If you have low iron during pregnancy you may feel very tired, and become anaemic and your doctor may prescribe iron tablets. If you start to feel excessively tired or you have any concerns, ask your GP for advice.

Vitamin C

Vitamin C is found in a variety of fruit and vegetables and if you are eating a balanced diet you may not need to take a vitamin C supplement. Good sources of vitamin C include berries, citrus fruits, broccoli, sprouts and potatoes. If you want to use a supplement, aim for one that contains 70mg of vitamin C daily.

Photo credit: Tetra Images - Getty Images
Photo credit: Tetra Images - Getty Images

Which pregnancy vitamin should you take?

Instead of individual vitamins to address your needs, you might choose to take a pregnancy supplement which contains multiple vitamins and minerals.

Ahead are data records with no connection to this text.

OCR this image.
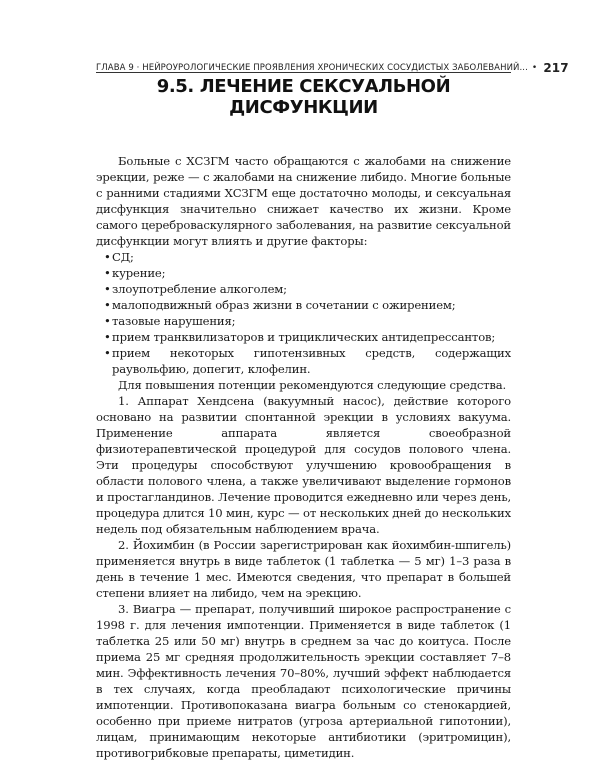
ГЛАВА 9 · НЕЙРОУРОЛОГИЧЕСКИЕ ПРОЯВЛЕНИЯ ХРОНИЧЕСКИХ СОСУДИСТЫХ ЗАБОЛЕВАНИЙ... • 217
9.5. ЛЕЧЕНИЕ СЕКСУАЛЬНОЙ ДИСФУНКЦИИ

Больные с ХСЗГМ часто обращаются с жалобами на снижение эрекции, реже — с жалобами на снижение либидо. Многие больные с ранними стадиями ХСЗГМ еще достаточно молоды, и сексуальная дисфункция значительно снижает качество их жизни. Кроме самого цереброваскулярного заболевания, на развитие сексуальной дисфункции могут влиять и другие факторы:

• СД;
• курение;
• злоупотребление алкоголем;
• малоподвижный образ жизни в сочетании с ожирением;
• тазовые нарушения;
• прием транквилизаторов и трициклических антидепрессантов;
• прием некоторых гипотензивных средств, содержащих раувольфию, допегит, клофелин.

Для повышения потенции рекомендуются следующие средства.

1. Аппарат Хендсена (вакуумный насос), действие которого основано на развитии спонтанной эрекции в условиях вакуума. Применение аппарата является своеобразной физиотерапевтической процедурой для сосудов полового члена. Эти процедуры способствуют улучшению кровообращения в области полового члена, а также увеличивают выделение гормонов и простагландинов. Лечение проводится ежедневно или через день, процедура длится 10 мин, курс — от нескольких дней до нескольких недель под обязательным наблюдением врача.

2. Йохимбин (в России зарегистрирован как йохимбин-шпигель) применяется внутрь в виде таблеток (1 таблетка — 5 мг) 1–3 раза в день в течение 1 мес. Имеются сведения, что препарат в большей степени влияет на либидо, чем на эрекцию.

3. Виагра — препарат, получивший широкое распространение с 1998 г. для лечения импотенции. Применяется в виде таблеток (1 таблетка 25 или 50 мг) внутрь в среднем за час до коитуса. После приема 25 мг средняя продолжительность эрекции составляет 7–8 мин. Эффективность лечения 70–80%, лучший эффект наблюдается в тех случаях, когда преобладают психологические причины импотенции. Противопоказана виагра больным со стенокардией, особенно при приеме нитратов (угроза артериальной гипотонии), лицам, принимающим некоторые антибиотики (эритромицин), противогрибковые препараты, циметидин.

There are a number of good supplements available from the pharmacy but if you're not sure which one to take, a good all-round balanced one should contain the following:

  • 400 IU of vitamin D

  • 70mg of vitamin C

  • 10mg of vitamin E

  • 6mcg of vitamin B12

  • 400 mcg of folic acid

  • 200 mg of calcium

  • 3mg of thiamine

  • 17mg of iron

  • 2mg of riboflavin

Your pharmacist or doctor can advise you if you have any queries about it. Some pregnant women can find that they feel slightly nauseous when taking prenatal vitamins, and in such cases chewable or liquid forms can be helpful.

Research has found that taking multivitamins may not be necessary during pregnancy, as eating a healthy and varied diet will allow you to get most of the vitamins and minerals you need. However folic acid and vitamin D are essential. If you’re not sure speak to your midwife or health advisor.